Re: design team notes

On 21.04.2011 17:35, Peter Saint-Andre wrote:
> Folks, we had design team call just now. Here are the notes. More soon.
>
> ###
>
> IRI WG Design Team, April 21, 2010
>
> Participants...
>
> Philippe Le Hagaret (W3C / HTML)
> Julian Reschke (mostly interested as HTML WG member / HTTPbis spec editor)
> Thomas Roessler (W3C)
> Martin Dürst (IRI spec co-editor)
> Mike Smith (W3C / interaction domain / HTML)
> Adam Barth
> Shawn Steele
> Jason Duell
> Chris Weber
>
> Peter: what do we need to deliver to HTML5 folks?
>
> Mike: talked with Larry Masinter around the time of the BoF, created a
> wiki page, things haven't really changed since then
>
> Adam: a link would be helpful
>
> Mike: http://trac.tools.ietf.org/area/app/trac/wiki/IriWorkGoals
>
> Adam: Ian Hickson thinks we need two things:
> - parse document url and extract the host (for security purposes / same
> origin policy)
> - resolving relative URL (e.g. in script or form)

I keep hearing this.

This *is* defined in RFC 3986/3987.

The ABNFs cover only valid URIs/IRIs, but it's trivial to expand this by 
just relaxing the character repertoire constraints.

All that's needed is a simple parser that just acts on the well-defined 
delimiters.

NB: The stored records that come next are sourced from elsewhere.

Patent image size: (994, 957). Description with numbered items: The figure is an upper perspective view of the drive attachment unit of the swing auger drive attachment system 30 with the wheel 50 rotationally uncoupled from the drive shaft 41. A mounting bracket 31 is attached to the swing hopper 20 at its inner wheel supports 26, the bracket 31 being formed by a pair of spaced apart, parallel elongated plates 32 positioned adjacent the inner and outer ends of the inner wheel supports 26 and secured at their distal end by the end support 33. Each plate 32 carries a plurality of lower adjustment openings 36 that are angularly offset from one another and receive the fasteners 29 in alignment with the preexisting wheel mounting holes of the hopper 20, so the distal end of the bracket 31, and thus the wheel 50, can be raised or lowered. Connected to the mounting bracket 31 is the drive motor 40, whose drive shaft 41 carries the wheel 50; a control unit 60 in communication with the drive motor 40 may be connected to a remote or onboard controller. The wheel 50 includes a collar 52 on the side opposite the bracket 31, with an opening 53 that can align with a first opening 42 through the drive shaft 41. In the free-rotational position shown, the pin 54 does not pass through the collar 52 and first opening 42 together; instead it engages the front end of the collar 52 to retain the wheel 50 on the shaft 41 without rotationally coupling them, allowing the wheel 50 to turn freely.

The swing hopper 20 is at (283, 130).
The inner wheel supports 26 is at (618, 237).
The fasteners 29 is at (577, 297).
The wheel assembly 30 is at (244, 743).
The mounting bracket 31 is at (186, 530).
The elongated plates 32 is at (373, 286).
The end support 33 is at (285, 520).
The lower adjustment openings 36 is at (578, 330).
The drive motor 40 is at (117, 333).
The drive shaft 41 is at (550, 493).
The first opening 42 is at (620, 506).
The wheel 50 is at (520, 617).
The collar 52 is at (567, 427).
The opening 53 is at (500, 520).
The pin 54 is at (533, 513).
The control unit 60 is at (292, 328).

One way to implement such a parser is to just use the 
regular expression in

   http://greenbytes.de/tech/webdav/rfc3986.html#rfc.section.B

Does this need a separate document? I don't think so, but it won't hurt 
*as long* as that document doesn't conflict with what these specs say 
(in that they treat RFC3986/7-valid identifiers differently than before).

> Martin:
> what may also be of interest:
> 1) Syntax of what to put into the author spec (my personal opinion would
> be that this should be exactly an IRI)

Not sure what "author" spec means.

HTML uses URIs/IRIs in separate places, and there are at least two 
different contexts in which they need to be parsed, one of which uses 
whitespace as delimiter between identifiers.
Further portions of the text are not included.